The state currently prints a code on the backs of sex offenders’ driver’s licenses, which discreetly alert police of their status. Anybody is able to search the state’s registry for the names, locations, and photographs of listed offenders.
Hill has said that the law could come in handy at “malls, grocery stores, retail outlets – all kinds of places where children are.”
Tennessee, like most states, already closely regulates the behavior of released sex offenders. In most circumstances, they are required to stay at least 1,000 feet away from schools and day care centers.
Provided that they notify the school or daycare center of their sex-offender status, however, sex offenders are permitted to drop off and pick up their own children from these institutions. They are also allowed to attend meetings with administrators.
Hill has said that he was moved to support the legislation after a voter brought up the issue of sex offenders “dropping into schools and day cares and scooping up their children.” However, Hill also admits he’s never actually heard of such an incident happening.
At a Wednesday meeting, Tennessee House transportation committee chair Representative Vince Dean fought the bill, asking Hill if his intention was to cause an offender “embarrassment if they, say, go to buy a pack of cigarettes or a pack of Copenhagen?”
“It brings to mind,” Dean continued, “that, maybe, a scarlet letter put on his breast might work as well.”
Hill responded, “Well, if you thought that was necessary, that would be fine.”
Hill’s political history and presence has been colorful; he ran for office with an image of a fetus on his campaign fliers, and has entertained the notion that Obama was not born in the U.S. Notably, he has also previously proposed legislation that would force Tennesseans to “exclusively speak English while at work.”
Hill’s motion to make sex offenders’ status more publicly visible is not totally unprecedented.
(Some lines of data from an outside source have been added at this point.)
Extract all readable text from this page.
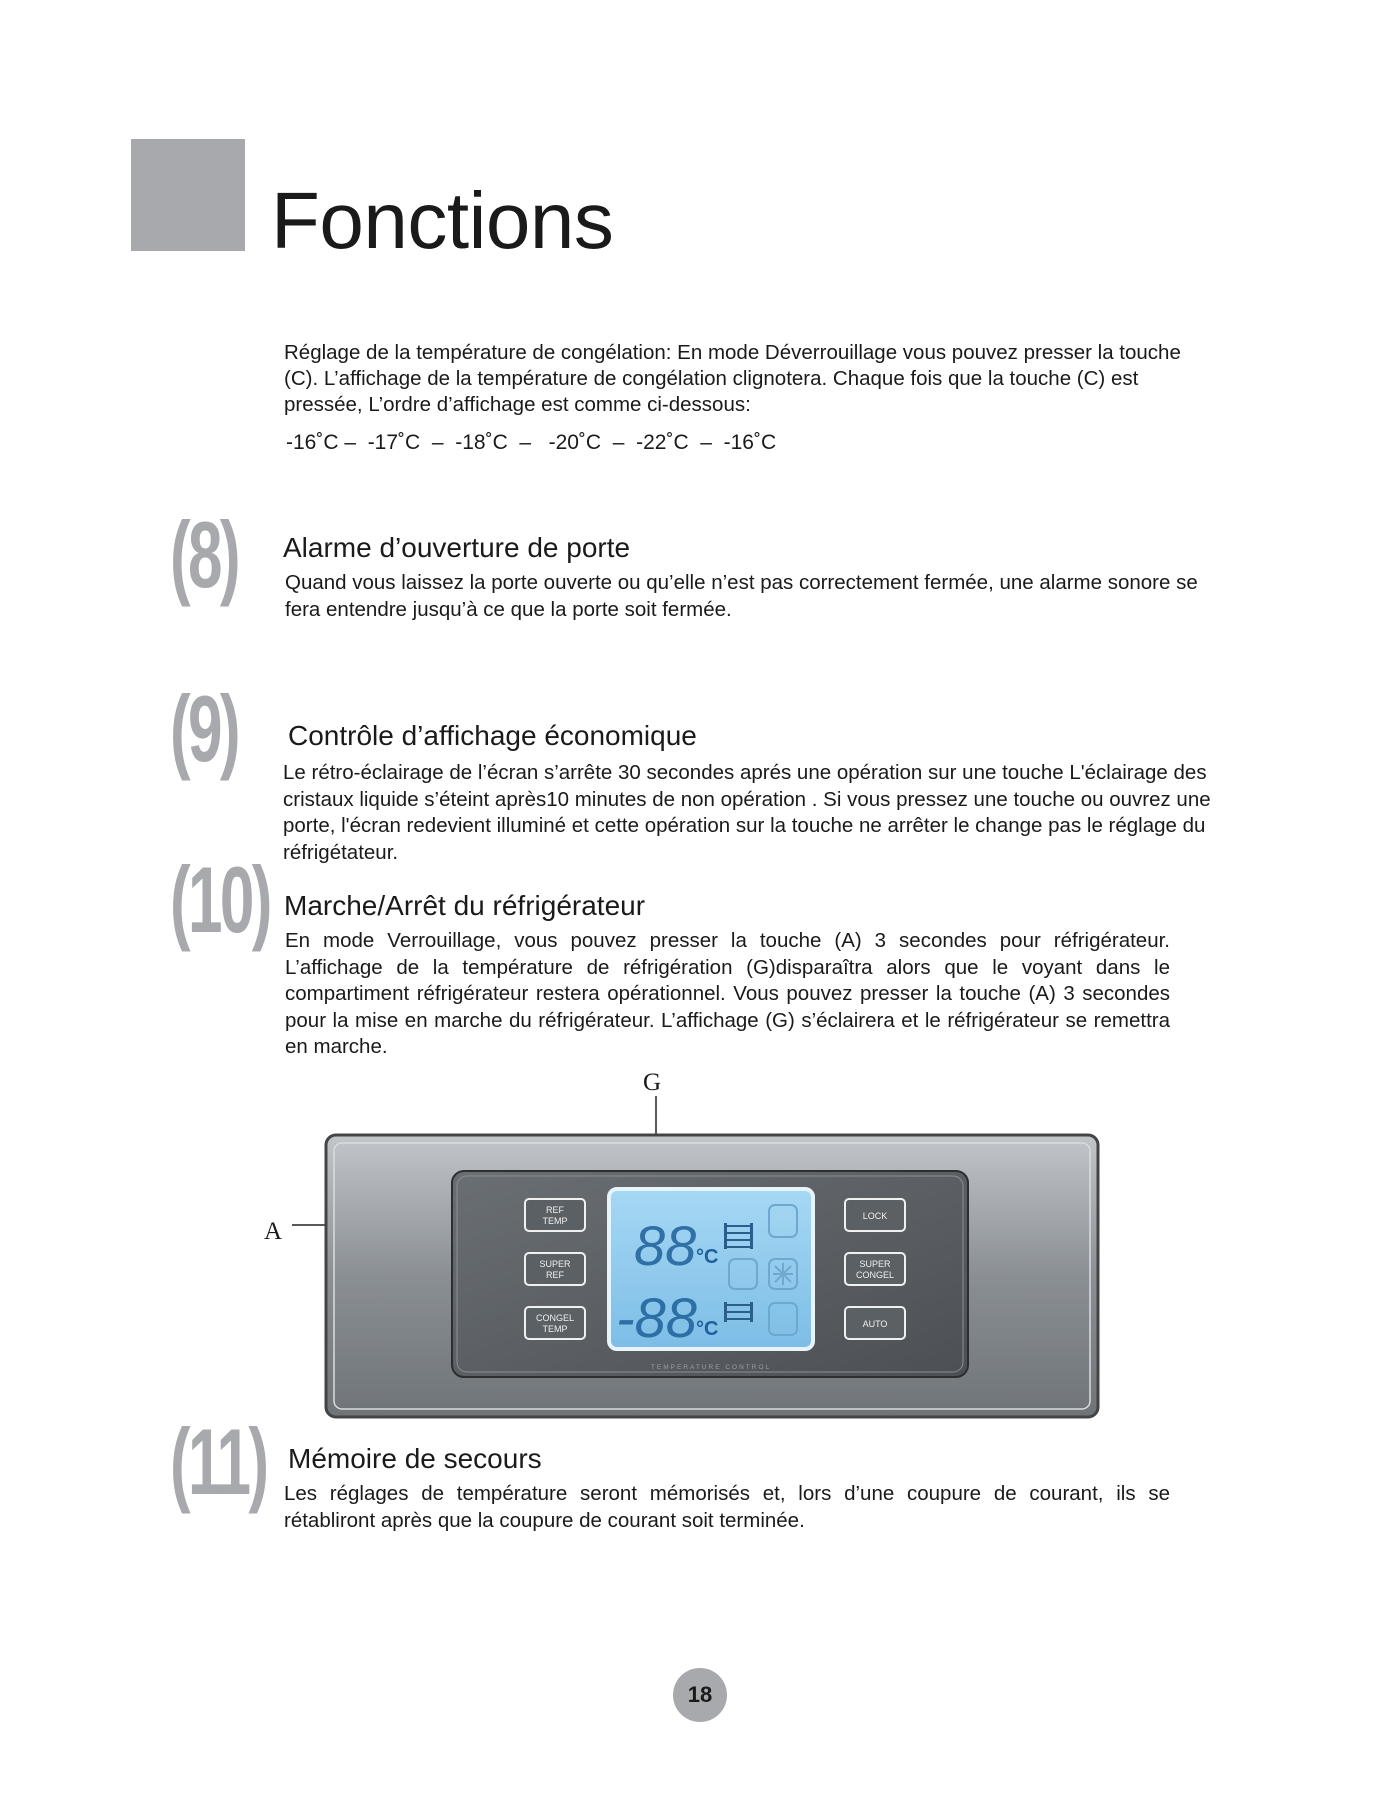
Fonctions
Réglage de la température de congélation: En mode Déverrouillage vous pouvez presser la touche (C). L’affichage de la température de congélation clignotera. Chaque fois que la touche (C) est pressée, L’ordre d’affichage est comme ci-dessous:
-16˚C –  -17˚C  –  -18˚C  –   -20˚C  –  -22˚C  –  -16˚C
(8) Alarme d’ouverture de porte
Quand vous laissez la porte ouverte ou qu’elle n’est pas correctement fermée, une alarme sonore se fera entendre jusqu’à ce que la porte soit fermée.
(9) Contrôle d’affichage économique
Le rétro-éclairage de l’écran s’arrête 30 secondes aprés une opération sur une touche L'éclairage des cristaux liquide s’éteint après10 minutes de non opération . Si vous pressez une touche ou ouvrez une porte, l'écran redevient illuminé et cette opération sur la touche ne arrêter le change pas le réglage du réfrigétateur.
(10) Marche/Arrêt du réfrigérateur
En mode Verrouillage, vous pouvez presser la touche (A) 3 secondes pour réfrigérateur. L’affichage de la température de réfrigération (G)disparaîtra alors que le voyant dans le compartiment réfrigérateur restera opérationnel. Vous pouvez presser la touche (A) 3 secondes pour la mise en marche du réfrigérateur. L’affichage (G) s’éclairera et le réfrigérateur se remettra en marche.
G
A	88 °C
-88 °C
TEMPERATURE CONTROL
REF
TEMP
SUPER
REF
CONGEL
TEMP
LOCK
SUPER
CONGEL
AUTO
(11) Mémoire de secours
Les réglages de température seront mémorisés et, lors d’une coupure de courant, ils se rétabliront après que la coupure de courant soit terminée.
18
In 1994, New Jersey passed Megan’s Law, which requires that sex offenders publicly register for their crimes. Megan’s Law was sparked by an incident in which a 7-year-old girl was raped and killed by a previously convicted sex offender who had been released.
In 2006, Wisconsin passed a law that would require certain sex offenders to wear electronic ankle bracelets monitored by GPS for the rest of their lives.
Sex-offender registries have “ballooned” in recent years and include people convicted of crimes like public exposure and prostitution. Provisions also designate areas where sex offenders who have served their time are allowed to live, work, and idle in their cars.